The BLS also calculates the country’s official inflation data, making a later intervention by Trump even more unfortunate and unwise.
President Trump on Tuesday appeared to call for Goldman Sachs Chief Executive David Solomon to replace the bank’s top economist over his past predictions, in his latest broadside against executives he believes are undermining his goals.
Trump said on his Truth Social social-media platform that Solomon should “go out and get himself a new Economist” because the bank made a “bad prediction a long time ago” on the market and tariffs. The president asserted that tariffs haven’t caused inflation or other issues for the U.S. economy.
The president’s assertions are, to say the least, questionable. His higher tariffs have already been associated with price rises (which, critically, may feed into higher inflationary expectations) and may be hitting the economy (thus the focus on the jobs numbers).
Overall, however, it is way too soon to quantify the effects of the Trump tariffs, not least because they have been in a state of flux. What is more, the obvious sensitivity of the administration to bad news is not only a bad look but illogical. The switch to a high tariff regime has been sold as a cure for much of what (supposedly) ails the U.S. economy. Cures often come with side-effects.
As I noted in the most recent Capital Letter:
The administration has previously conceded that higher tariffs might involve (temporarily) higher prices en route to the Golden Age. By extension, the same could be true of all those golden jobs. It would have been easy enough to argue that the disappointing manufacturing jobs were just a blip as the country headed toward the golden uplands.
Under the circumstances, taking aim at the now former BLS chief looked like an overreaction, hardly the way to reassure markets.
The same can be said of the president’s attack on Goldman’s economist, who Trump did not name, although he was presumably referring to Jan Hatzius, the firm’s chief economist.
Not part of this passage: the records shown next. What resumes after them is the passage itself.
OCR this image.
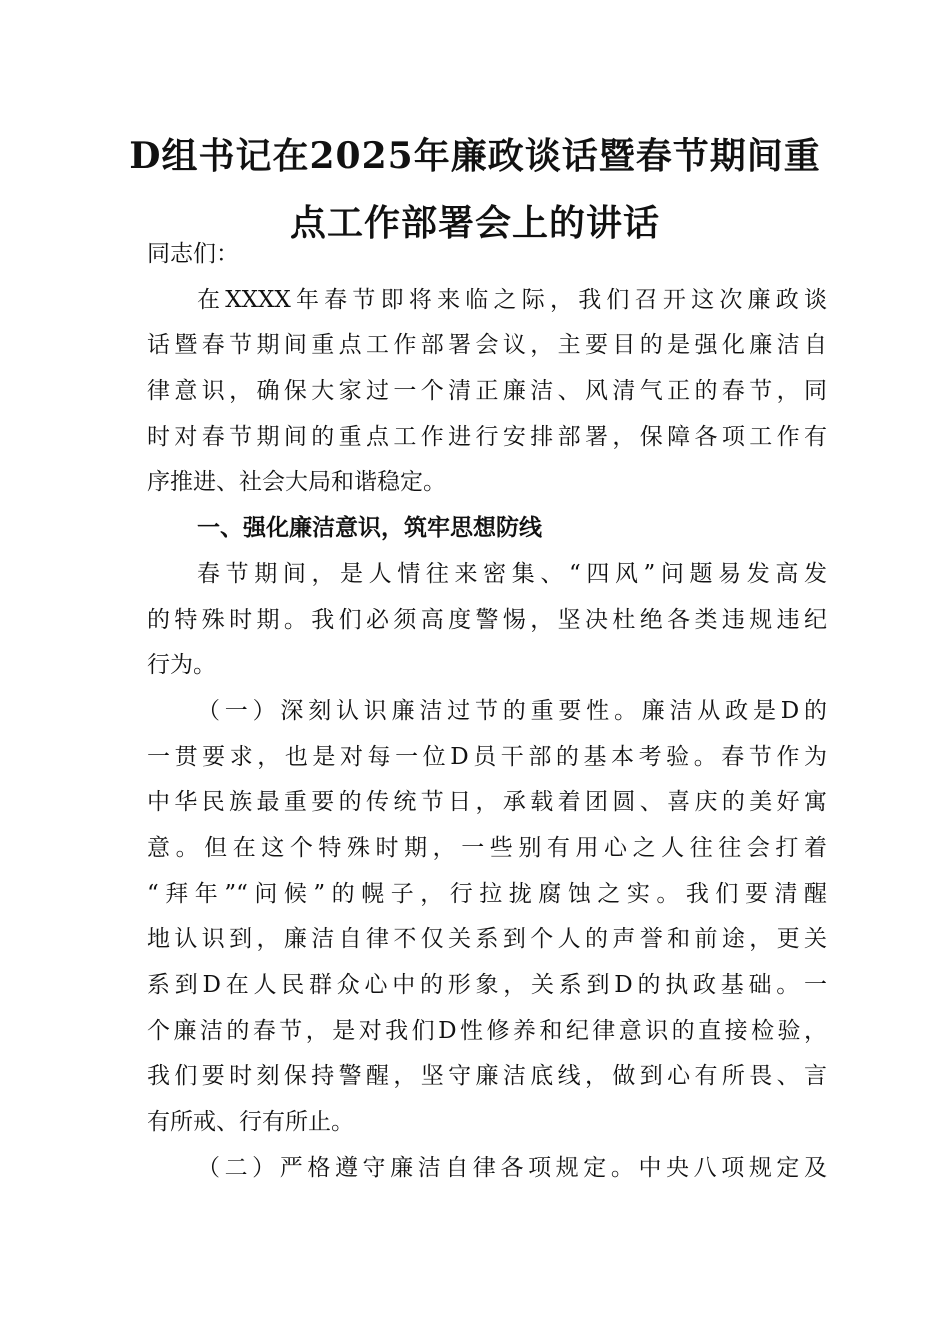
D组书记在2025年廉政谈话暨春节期间重
点工作部署会上的讲话
同志们：
在XXXX年春节即将来临之际，我们召开这次廉政谈
话暨春节期间重点工作部署会议，主要目的是强化廉洁自
律意识，确保大家过一个清正廉洁、风清气正的春节，同
时对春节期间的重点工作进行安排部署，保障各项工作有
序推进、社会大局和谐稳定。
一、强化廉洁意识，筑牢思想防线
春节期间，是人情往来密集、“四风”问题易发高发
的特殊时期。我们必须高度警惕，坚决杜绝各类违规违纪
行为。
（一）深刻认识廉洁过节的重要性。廉洁从政是D的
一贯要求，也是对每一位D员干部的基本考验。春节作为
中华民族最重要的传统节日，承载着团圆、喜庆的美好寓
意。但在这个特殊时期，一些别有用心之人往往会打着
“拜年”“问候”的幌子，行拉拢腐蚀之实。我们要清醒
地认识到，廉洁自律不仅关系到个人的声誉和前途，更关
系到D在人民群众心中的形象，关系到D的执政基础。一
个廉洁的春节，是对我们D性修养和纪律意识的直接检验，
我们要时刻保持警醒，坚守廉洁底线，做到心有所畏、言
有所戒、行有所止。
（二）严格遵守廉洁自律各项规定。中央八项规定及
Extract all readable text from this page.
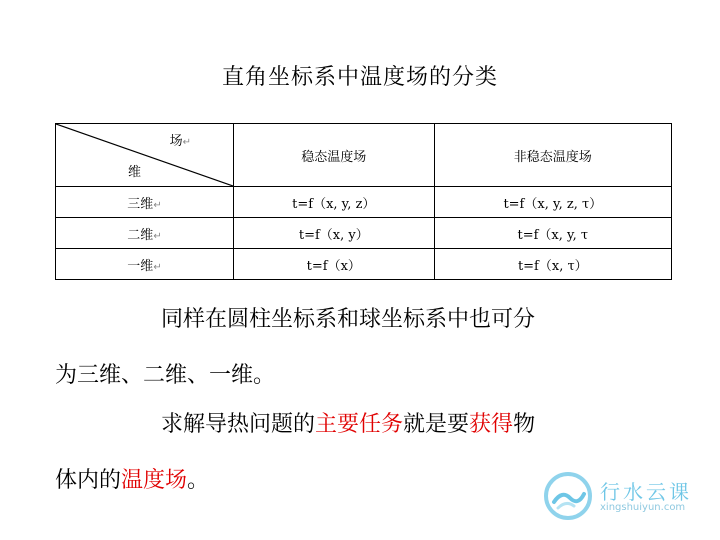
直角坐标系中温度场的分类
场↵
维	稳态温度场	非稳态温度场
三维↵	t=f（x, y, z）	t=f（x, y, z, τ）
二维↵	t=f（x, y）	t=f（x, y, τ
一维↵	t=f（x）	t=f（x, τ）
同样在圆柱坐标系和球坐标系中也可分
为三维、二维、一维。
求解导热问题的主要任务就是要获得物
体内的温度场。	行水云课
xingshuiyun.com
And what can have led to Trump’s anger?
Well, the Wall Street Journal’s report also includes this:
Hatzius and his team have been among the many economists who have predicted tariff policies would dent labor markets, cause higher inflation and slow U.S. economic growth.
A report by Hatzius and his team Sunday included an analysis that found U.S. consumers had absorbed 22% of tariff costs through June, but will eventually absorb 67% if recent tariffs follow the same pattern as earlier tariffs. This assessment is similar to those of other economists.
U.S. businesses have shouldered much of the tariff burden so far. In the latest round of earnings reports, companies such as Ford and General Motors reported big hits to the bottom line because of the effects of tariffs. But economists widely expect the burden to shift to U.S. consumers and, to a lesser extent, foreign governments, over time.
Trump said in his post that consumers, for the most part, aren’t paying the tariffs but rather it is “mostly Companies and Governments, many of them Foreign, picking up the tabs.”
Hmm. . . .
The president is entitled to disagree publicly with economists who do not share his belief in his tariff strategy. But calling for their dismissal crosses some sort of line. Goldman’s economist works for his employer (and thus for its shareholders), not for an administration that can occasionally give off more than a whiff of corporatism. Moreover, that economist and his team are meant to be giving the best advice they can to his company’s clients. They are not meant to be flacks for whoever is in the White House at the time.
Tactically, attacking Hatzius in this way is also a blunder. It looks weak, not strong, and hints at a lack of confidence in the high tariff strategy at a time when the administration needs to convey the opposite.